THE NEW CRITERION, January 30, 2019

Drop the hammerklavier

On a concert by the pianist Jonathan Biss at Carnegie Hall.

We thrill to the shrill. Or at least, so I’ve heard. Like much of contemporary life, contemporary music has been increasingly engineered for the outer reaches of pitch and volume. That’s what best suits the digital compression of contemporary music files. For the analogue-inclined, those of us who still question our mind-numbing times, our challenge is to recalibrate a renewed appreciation for the midtones of both music and life.

The pianist Jonathan Biss is among a generation of youngish concert pianists who can reacquaint us with the joys of the middle. For his anti-flash and studied schlump, I seek him out. Against the idols of the age he looks for intimacy in his instrument and a sense for the actual meaning of piano—soft—in pianoforte.

Many years ago, at Carnegie’s smaller Zankel Hall, I first heard his soft inaction in action. If not a revelation, it was at least a subtle joy. The challenge for Biss has been to translate this sensitive intimism to larger halls. A recital I attended not long after that Zankel performance, this time in Stern Auditorium, failed to capture. Born in 1980, Biss merely seemed to fill the hall with Gen X indifference—not so much mid-range as middling.

Last Thursday, Biss returned to the greatest stage for a solo recital. Replacing the scheduled performance by Leif Ove Andsnes, who had to withdraw from recent touring due to an elbow injury, Biss played four Beethoven piano sonatas from generally consecutive stages in the composer’s career, concluding, after the intermission, with the Sonata No. 29 in B-flat Major, Op. 106, “Hammerklavier.”
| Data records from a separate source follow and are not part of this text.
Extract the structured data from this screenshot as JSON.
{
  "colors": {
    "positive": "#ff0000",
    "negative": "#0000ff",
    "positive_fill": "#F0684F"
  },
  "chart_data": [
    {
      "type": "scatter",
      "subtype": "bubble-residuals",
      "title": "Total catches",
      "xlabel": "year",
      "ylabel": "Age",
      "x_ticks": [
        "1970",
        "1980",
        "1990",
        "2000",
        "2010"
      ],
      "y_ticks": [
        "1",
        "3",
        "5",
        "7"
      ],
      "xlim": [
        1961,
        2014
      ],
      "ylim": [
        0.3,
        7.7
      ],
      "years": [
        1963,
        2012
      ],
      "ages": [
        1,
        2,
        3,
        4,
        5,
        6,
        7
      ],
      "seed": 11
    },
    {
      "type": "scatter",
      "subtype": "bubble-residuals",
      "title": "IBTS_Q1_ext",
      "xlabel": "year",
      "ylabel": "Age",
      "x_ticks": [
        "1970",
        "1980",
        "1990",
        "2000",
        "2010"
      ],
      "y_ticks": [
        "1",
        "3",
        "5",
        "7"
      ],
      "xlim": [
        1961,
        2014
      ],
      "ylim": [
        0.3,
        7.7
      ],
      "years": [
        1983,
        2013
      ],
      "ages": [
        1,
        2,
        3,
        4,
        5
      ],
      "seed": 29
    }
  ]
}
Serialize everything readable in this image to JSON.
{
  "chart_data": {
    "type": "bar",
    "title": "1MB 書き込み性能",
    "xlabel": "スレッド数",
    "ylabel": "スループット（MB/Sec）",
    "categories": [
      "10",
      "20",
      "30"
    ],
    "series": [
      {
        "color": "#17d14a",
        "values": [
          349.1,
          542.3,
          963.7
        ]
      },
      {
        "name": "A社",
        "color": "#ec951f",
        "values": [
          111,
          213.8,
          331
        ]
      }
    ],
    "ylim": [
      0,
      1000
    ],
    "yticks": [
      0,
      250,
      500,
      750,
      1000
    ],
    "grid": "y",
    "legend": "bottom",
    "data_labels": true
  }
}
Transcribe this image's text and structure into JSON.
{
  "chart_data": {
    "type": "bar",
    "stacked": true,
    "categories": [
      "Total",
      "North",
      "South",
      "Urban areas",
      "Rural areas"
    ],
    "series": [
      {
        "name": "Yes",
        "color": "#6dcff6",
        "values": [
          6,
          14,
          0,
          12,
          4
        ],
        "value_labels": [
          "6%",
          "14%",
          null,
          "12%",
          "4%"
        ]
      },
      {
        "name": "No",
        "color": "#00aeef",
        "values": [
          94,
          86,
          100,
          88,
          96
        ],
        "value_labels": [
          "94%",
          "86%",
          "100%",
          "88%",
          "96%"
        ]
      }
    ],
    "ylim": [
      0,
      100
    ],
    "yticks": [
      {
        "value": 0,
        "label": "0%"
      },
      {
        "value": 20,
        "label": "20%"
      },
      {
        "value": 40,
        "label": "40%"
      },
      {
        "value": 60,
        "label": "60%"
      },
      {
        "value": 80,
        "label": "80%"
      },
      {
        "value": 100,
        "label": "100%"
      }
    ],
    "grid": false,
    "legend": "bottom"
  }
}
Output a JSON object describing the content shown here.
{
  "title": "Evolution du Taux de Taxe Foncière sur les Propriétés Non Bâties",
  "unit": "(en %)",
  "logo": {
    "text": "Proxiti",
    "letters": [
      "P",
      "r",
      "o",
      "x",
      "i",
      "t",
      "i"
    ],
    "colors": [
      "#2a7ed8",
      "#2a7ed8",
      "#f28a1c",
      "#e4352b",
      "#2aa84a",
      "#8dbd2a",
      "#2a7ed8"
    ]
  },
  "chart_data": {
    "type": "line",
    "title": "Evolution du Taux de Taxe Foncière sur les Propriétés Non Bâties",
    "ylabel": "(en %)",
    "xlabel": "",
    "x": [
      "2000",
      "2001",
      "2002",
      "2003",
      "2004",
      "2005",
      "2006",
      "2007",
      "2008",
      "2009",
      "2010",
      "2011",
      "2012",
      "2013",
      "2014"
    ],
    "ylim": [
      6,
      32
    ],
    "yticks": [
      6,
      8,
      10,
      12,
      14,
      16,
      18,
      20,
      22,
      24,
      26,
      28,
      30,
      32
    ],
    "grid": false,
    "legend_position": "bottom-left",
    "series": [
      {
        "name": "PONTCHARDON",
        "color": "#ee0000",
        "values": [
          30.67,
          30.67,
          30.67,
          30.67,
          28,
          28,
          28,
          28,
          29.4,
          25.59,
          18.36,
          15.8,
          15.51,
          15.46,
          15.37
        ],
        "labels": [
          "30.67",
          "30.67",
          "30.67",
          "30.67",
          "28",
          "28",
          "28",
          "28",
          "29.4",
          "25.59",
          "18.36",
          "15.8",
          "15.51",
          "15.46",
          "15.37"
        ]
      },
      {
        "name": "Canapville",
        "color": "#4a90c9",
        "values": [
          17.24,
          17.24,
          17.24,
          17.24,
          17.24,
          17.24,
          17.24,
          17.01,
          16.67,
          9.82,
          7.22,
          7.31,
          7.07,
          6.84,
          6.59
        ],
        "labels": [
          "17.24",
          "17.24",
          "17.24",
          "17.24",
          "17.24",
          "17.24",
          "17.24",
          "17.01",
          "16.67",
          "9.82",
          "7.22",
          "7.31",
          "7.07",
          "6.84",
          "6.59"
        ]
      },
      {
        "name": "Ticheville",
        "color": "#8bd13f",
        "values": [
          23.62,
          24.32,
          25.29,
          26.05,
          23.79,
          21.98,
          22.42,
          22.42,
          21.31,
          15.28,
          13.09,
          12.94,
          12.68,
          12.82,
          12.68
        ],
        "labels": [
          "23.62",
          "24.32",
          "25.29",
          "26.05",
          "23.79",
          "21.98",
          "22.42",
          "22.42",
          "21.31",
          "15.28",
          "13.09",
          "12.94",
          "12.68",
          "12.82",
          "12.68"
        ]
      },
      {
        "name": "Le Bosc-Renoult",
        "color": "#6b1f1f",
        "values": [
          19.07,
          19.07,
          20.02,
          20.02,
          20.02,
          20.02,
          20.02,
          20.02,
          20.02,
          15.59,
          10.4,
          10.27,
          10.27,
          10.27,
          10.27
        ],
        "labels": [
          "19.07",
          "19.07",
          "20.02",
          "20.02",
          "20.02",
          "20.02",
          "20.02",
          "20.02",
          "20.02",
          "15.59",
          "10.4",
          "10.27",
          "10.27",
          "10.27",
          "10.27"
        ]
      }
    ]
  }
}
From the moment he crosses the stage, Biss betrays an unusual upward force. He walks, and plays, as you might expect a marionette to walk and play—suspended, with head and arms dangling. Rather than pounding on the keys, his action instead goes in the “up” direction, towards the puppeteer in the sky. At times his light touch offers its own dazzling passages. In the final Presto movement of Beethoven’s Piano Sonata No. 6 in F Major, Op. 10, No. 2, as one hand chased the other in counterpoint, a digit or two may have made a run for it. Then for the Piano Sonata No. 18 in E-flat Major, Op. 31, No. 3, a fun work sometimes known as “The Hunt,” the ivories were tickled to the point of mercy.

The keyboard instrument of Beethoven’s day was not the modern pianoforte but the lighter-framed fortepiano, which often snapped when put through the paces of the brash young composer. Biss performed as if he wanted his damage deposit back. His prestidigitation is impressive, but the act can also become mannered. A late inclusion of the eight-minute Piano Sonata No. 20 in G Major, Op. 49, No. 2, performed between the other two, seemed superfluous. The anti-show was getting showy.

There is a special place in musical heaven for performers who fill in for a missing headliner. Here for Andsnes, this wasn’t necessarily Biss’s crowd. There was also an early sense that Biss didn’t care to make it his night, either. He wasn’t out to dazzle. He was here to do his job, his way.

The contrast from the earlier sonatas made this final performance all the more striking—in fact, it was the very piano of the earlier playing that made this forte so exciting.

That all changed after intermission. What exactly happened in Hammerklavier? Suddenly, compared to the marionette playing of the earlier sonatas, the player came alive. This piece is one of Beethoven’s later masterworks. Coming some twenty years after the early sonatas before intermission, Hammerklavier is not just Romantic, but also roaming. It is no surprise that Beethoven took a year to write it, searching and sifting through irregular pieces of classical form for this forty-five-minute work, his longest piano sonata.

Freed from his upward suspension, Biss dug into this ground. The contrast from the earlier sonatas made this final performance all the more striking—in fact, it was the very piano of the earlier playing that made this forte so exciting. (Biss’s recent recording of the work conveys some, if not all, of this excitement). In the Allegro, Biss played until his fingers seem to run out of breath. The Adagio sostenuto section was transcendent, while the Largo was like a sleeper hold. Then, finally, for the Allegro risoluto, Biss panted and groaned as he climbed up to his conclusion, grasping all the way for Ludwig Van, no strings attached.